I encourage the FCC to adopt robust and durable rules to prevent blocking, throttling, and fast lanes, and to safeguard transparency for consumers.
These rules should apply both to the wired and wireless broadband networks so that your web browser, your personal computer, and your apps on your phone all are treated in the same way.
This important policy will provide certainty to the start-up and business communities the same way as it will to the Fortune 500 companies.
In other words, we will treat an entrepreneur that started their company in a garage the same way as we treat a big multinational corporation.
We need to send a clear message: We do not want artificial toll lanes on the innovation economy of the future.
It is my hope that the FCC arrives at a conclusion next year and issues these rules.
The Internet has been an engine for unprecedented economic growth for our country. Today the tech sector represents 3.9 million jobs, according to Pew Research, and it is continuing to grow. It really does represent the American entrepreneurial spirit.
YouTube was created in a garage in San Mateo. Facebook launched in a dorm room in Cambridge, Massachusetts. Amazon, when Jeff Bezos came to Bellevue, Washington, has now become a juggernaut in downtown Seattle for new growth and development.

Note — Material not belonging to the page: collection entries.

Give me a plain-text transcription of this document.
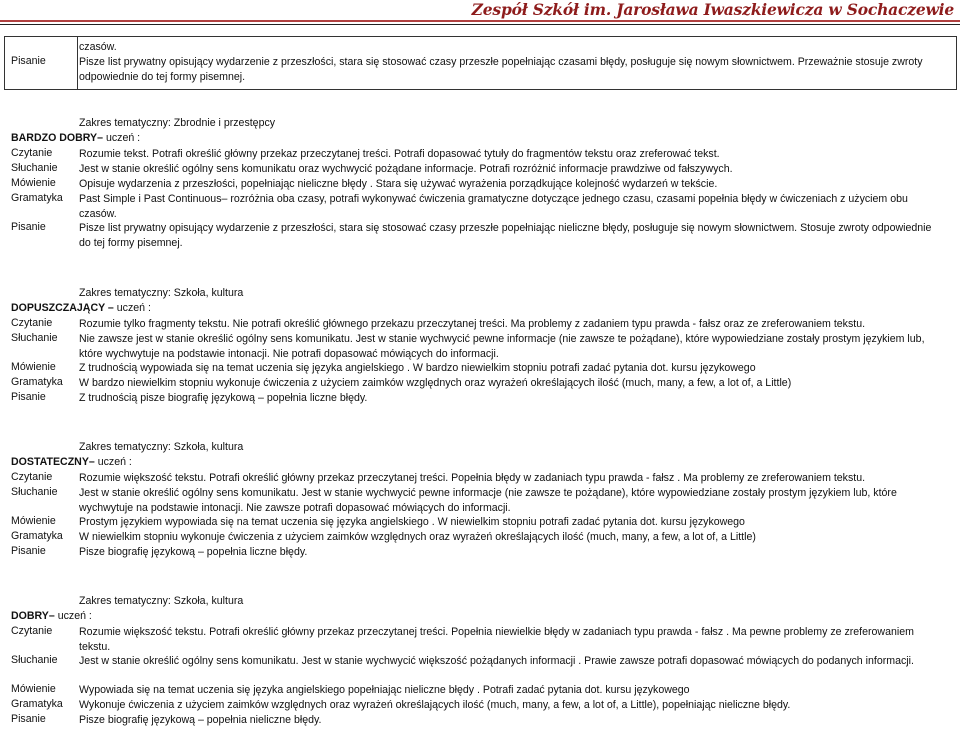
Zespół Szkół im. Jarosława Iwaszkiewicza w Sochaczewie
czasów.
Pisanie	Pisze list prywatny opisujący wydarzenie z przeszłości, stara się stosować czasy przeszłe popełniając czasami błędy, posługuje się nowym słownictwem. Przeważnie stosuje zwroty odpowiednie do tej formy pisemnej.
Zakres tematyczny: Zbrodnie i przestępcy
BARDZO DOBRY– uczeń :
Czytanie	Rozumie tekst. Potrafi określić główny przekaz przeczytanej treści. Potrafi dopasować tytuły do fragmentów tekstu oraz zreferować tekst.
Słuchanie Jest w stanie określić ogólny sens komunikatu oraz wychwycić pożądane informacje. Potrafi rozróżnić informacje prawdziwe od fałszywych.
Mówienie Opisuje wydarzenia z przeszłości, popełniając nieliczne błędy . Stara się używać wyrażenia porządkujące kolejność wydarzeń w tekście.
Gramatyka Past Simple i Past Continuous– rozróżnia oba czasy, potrafi wykonywać ćwiczenia gramatyczne dotyczące jednego czasu, czasami popełnia błędy w ćwiczeniach z użyciem obu czasów.
Pisanie	Pisze list prywatny opisujący wydarzenie z przeszłości, stara się stosować czasy przeszłe popełniając nieliczne błędy, posługuje się nowym słownictwem. Stosuje zwroty odpowiednie do tej formy pisemnej.
Zakres tematyczny: Szkoła, kultura
DOPUSZCZAJĄCY – uczeń :
Czytanie	Rozumie tylko fragmenty tekstu. Nie potrafi określić głównego przekazu przeczytanej treści. Ma problemy z zadaniem typu prawda - fałsz oraz ze zreferowaniem tekstu.
Słuchanie Nie zawsze jest w stanie określić ogólny sens komunikatu. Jest w stanie wychwycić pewne informacje (nie zawsze te pożądane), które wypowiedziane zostały prostym językiem lub, które wychwytuje na podstawie intonacji. Nie potrafi dopasować mówiących do informacji.
Mówienie Z trudnością wypowiada się na temat uczenia się języka angielskiego . W bardzo niewielkim stopniu potrafi zadać pytania dot. kursu językowego
Gramatyka W bardzo niewielkim stopniu wykonuje ćwiczenia z użyciem zaimków względnych oraz wyrażeń określających ilość (much, many, a few, a lot of, a Little)
Pisanie	Z trudnością pisze biografię językową – popełnia liczne błędy.
Zakres tematyczny: Szkoła, kultura
DOSTATECZNY– uczeń :
Czytanie	Rozumie większość tekstu. Potrafi określić główny przekaz przeczytanej treści. Popełnia błędy w zadaniach typu prawda - fałsz . Ma problemy ze zreferowaniem tekstu.
Słuchanie Jest w stanie określić ogólny sens komunikatu. Jest w stanie wychwycić pewne informacje (nie zawsze te pożądane), które wypowiedziane zostały prostym językiem lub, które wychwytuje na podstawie intonacji. Nie zawsze potrafi dopasować mówiących do informacji.
Mówienie Prostym językiem wypowiada się na temat uczenia się języka angielskiego . W niewielkim stopniu potrafi zadać pytania dot. kursu językowego
Gramatyka W niewielkim stopniu wykonuje ćwiczenia z użyciem zaimków względnych oraz wyrażeń określających ilość (much, many, a few, a lot of, a Little)
Pisanie	Pisze biografię językową – popełnia liczne błędy.
Zakres tematyczny: Szkoła, kultura
DOBRY– uczeń :
Czytanie	Rozumie większość tekstu. Potrafi określić główny przekaz przeczytanej treści. Popełnia niewielkie błędy w zadaniach typu prawda - fałsz . Ma pewne problemy ze zreferowaniem tekstu.
Słuchanie Jest w stanie określić ogólny sens komunikatu. Jest w stanie wychwycić większość pożądanych informacji . Prawie zawsze potrafi dopasować mówiących do podanych informacji.
Mówienie Wypowiada się na temat uczenia się języka angielskiego popełniając nieliczne błędy . Potrafi zadać pytania dot. kursu językowego
Gramatyka Wykonuje ćwiczenia z użyciem zaimków względnych oraz wyrażeń określających ilość (much, many, a few, a lot of, a Little), popełniając nieliczne błędy.
Pisanie	Pisze biografię językową – popełnia nieliczne błędy.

These companies might have started in the garage, but they are supporting thousands of jobs across our country. Today, we want to make sure that the Internet is not under attack by those who would prefer a pay-for-play system.
The biggest telecom companies are trying to write the rules of the road that would crowd out some of these opportunities for unique entrepreneurs to continue to grow the application economy of the future.
That's why we can't allow Internet Service Providers to set up fast lanes for those who can pay and slow lanes for those who can't.
Our innovation economy depends on equal access for ideas.
Between 2007 and 2012, development of applications for smart phones and tablets created over 466,000 high-tech jobs, and generated more than $20 billion in annual revenue.
A tiered Internet system would put all of that at risk.
It would allow Internet Service Providers to cut backroom deals to determine what information America can access online. We live in an economy based on speed, and a tiered Internet system would give the power to set speed limits to those on the Internet or those few Internet Service Providers and what they wanted to do.
This has a major ripple effect.
Imagine you’re a doctor examining a patient via telemedicine, or a student trying to access a report through a university server. All of this put at challenge by whether they have fast access or not.
As an editorial in The Seattle Times said “American democracy is in trouble when information is throttled or controlled by a few. The FCC must reverse this shameful trend.”
What they're really trying to say is creating additional barriers is tantamount – in my mind – to creating a tax on the Internet.
A tiered Internet provider would have the reins of control, and it means that individual users could be challenged. Strong net neutrality rules will help maintain the same Internet that we have today.
That is why the FCC should act.
Across the country, innovators and entrepreneurs are experimenting with different content creation, and they rely on this open Internet to pursue those new business models. Nearly every start-up relies on understanding their product can reach any user connected to the Internet.
Allowing Internet Service Providers to erect toll lanes would threaten the fundamental nature of the Internet and every business plan of every start-up that relies on consumer’s ability for equal access to content.
We must do better than what has been done so far. I encourage this body to make sure that we, too, are going to stand up and protect the American spirit of entrepreneurship by making sure that net neutrality is the law of the land.
I thank the President. I yield the floor.